As is customary in today’s NFL, the offense is the more important side of the ball, and that’s even more true for the Bears, who hired Marc Trestman specifically to foster an evolution into an offensive-minded team. They have a wonderful collection of offensive talent, with the best duo of receivers in the league (I’m finished using arguably to modify that statement) and a top-five all-around running back. The complementary players are also either skilled or promising. Offensively, they are set up to be good next season, and probably for the few seasons after that. Why jeopardize that window by taking a risk on your quarterback situation? You don’t get an infinite number of seasons with this offensive talent. Matt Forte will pass the 1500 career carry mark this year, and he just turned 28. Brandon Marshall will be 30. Alshon Jeffery will be in line for a big raise at some point. The defense will be a question mark, even if Phil Emery were to throw a bunch of newly-freed cap space at free agents. What if McCown gets hurt or regresses back to a level of performance nearer to his career numbers, and the quarterback prospect either isn’t ready or isn’t good? (Which is quite possible; Luck, Wilson and Foles have been very good, but Ponder, Locker, Gabbert, and Geno Smith have been very bad; it’s still a positional crapshoot.) If those two things happen, the Bears have just wasted a year of a competitive window, even if the cap savings from letting Cutler go resulted in a mid-tier defense. Decent defense and bad quarterback play won’t win a Super Bowl anymore.

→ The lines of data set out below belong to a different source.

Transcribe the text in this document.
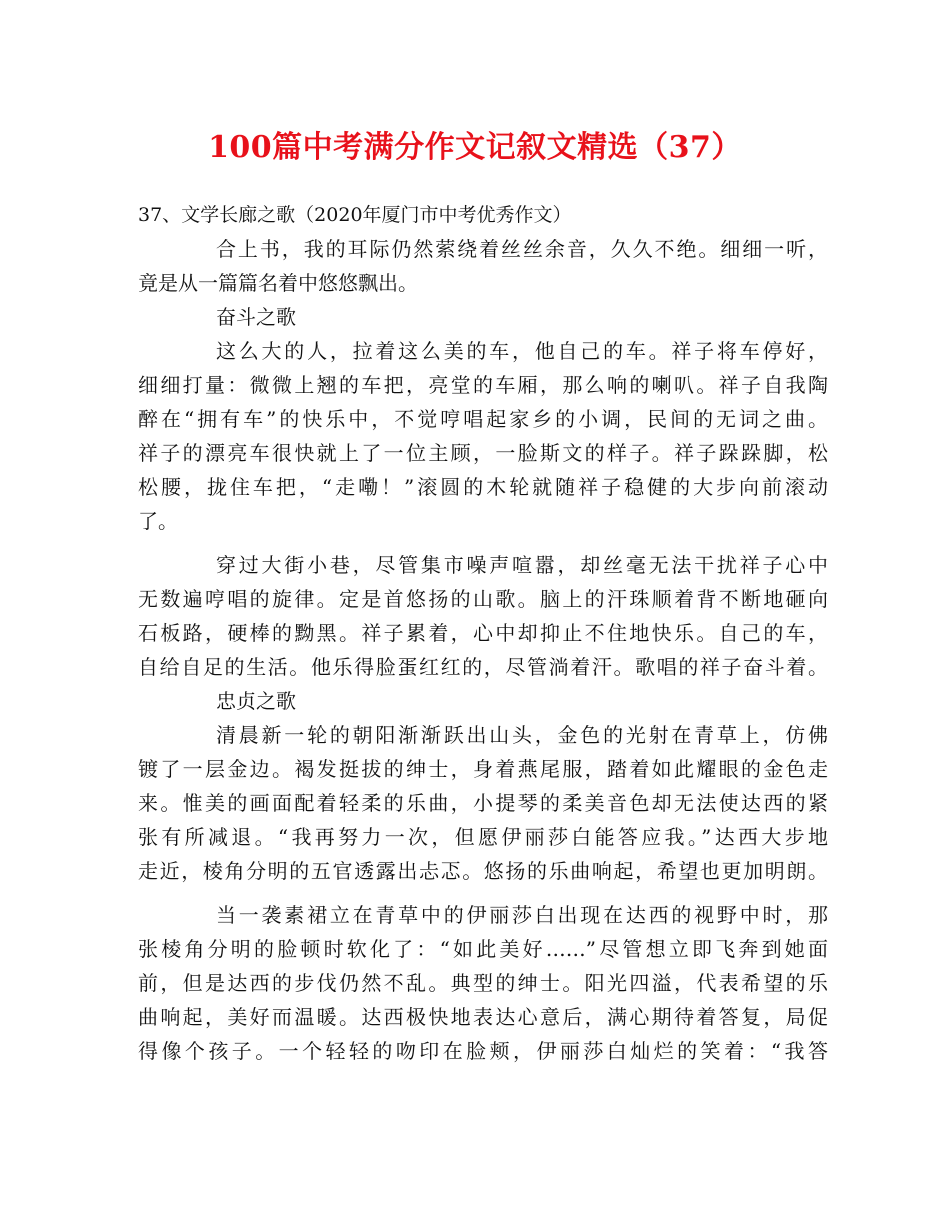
100篇中考满分作文记叙文精选（37）
37、文学长廊之歌（2020年厦门市中考优秀作文）
合上书，我的耳际仍然萦绕着丝丝余音，久久不绝。细细一听，
竟是从一篇篇名着中悠悠飘出。
奋斗之歌
这么大的人，拉着这么美的车，他自己的车。祥子将车停好，
细细打量：微微上翘的车把，亮堂的车厢，那么响的喇叭。祥子自我陶
醉在“拥有车”的快乐中，不觉哼唱起家乡的小调，民间的无词之曲。
祥子的漂亮车很快就上了一位主顾，一脸斯文的样子。祥子跺跺脚，松
松腰，拢住车把，“走嘞！”滚圆的木轮就随祥子稳健的大步向前滚动
了。
穿过大街小巷，尽管集市噪声喧嚣，却丝毫无法干扰祥子心中
无数遍哼唱的旋律。定是首悠扬的山歌。脑上的汗珠顺着背不断地砸向
石板路，硬棒的黝黑。祥子累着，心中却抑止不住地快乐。自己的车，
自给自足的生活。他乐得脸蛋红红的，尽管淌着汗。歌唱的祥子奋斗着。
忠贞之歌
清晨新一轮的朝阳渐渐跃出山头，金色的光射在青草上，仿佛
镀了一层金边。褐发挺拔的绅士，身着燕尾服，踏着如此耀眼的金色走
来。惟美的画面配着轻柔的乐曲，小提琴的柔美音色却无法使达西的紧
张有所减退。“我再努力一次，但愿伊丽莎白能答应我。”达西大步地
走近，棱角分明的五官透露出忐忑。悠扬的乐曲响起，希望也更加明朗。
当一袭素裙立在青草中的伊丽莎白出现在达西的视野中时，那
张棱角分明的脸顿时软化了：“如此美好……”尽管想立即飞奔到她面
前，但是达西的步伐仍然不乱。典型的绅士。阳光四溢，代表希望的乐
曲响起，美好而温暖。达西极快地表达心意后，满心期待着答复，局促
得像个孩子。一个轻轻的吻印在脸颊，伊丽莎白灿烂的笑着：“我答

Why take that chance? To me it seems that if there was ever a situation in which a team SHOULD be willing to spend money to ensure quality quarterback play, it’s this Bears team for the next few years. Cutler isn’t Brees, Rodgers, Brady, or Peyton Manning. But the Bears aren’t getting any of those players to replace Cutler, and odds are they aren’t going to luck into the next one, either. They have a player who by most accounts is in the tier of quarterbacks just below the top group from a talent standpoint. He will be 31 next season; that gives the Bears at least four prime years left to work with. Trestman obviously believes in him. The window for what has the potential to be a Super Bowl-winning offense will be open for a span of time that would coincide with Cutler’s deal. For a cross-sport analogy, look at the Cubs rebuild. When have they said they’d be willing to spend big on a free agent? When they’re ready to compete, and that free agent can fill a need. The Bears are ready to compete. Jay Cutler certainly fills a need. And as I noted near the top, NFL contracts carry a lot less risk; this isn’t going to be a Robinson Cano albatross in eight years. Given the makeup of the team and their competitive timeline, it seems to me as though extending Cutler would be a low-risk, high-reward move, that would set the Bears up with a competitive offense for the foreseeable future.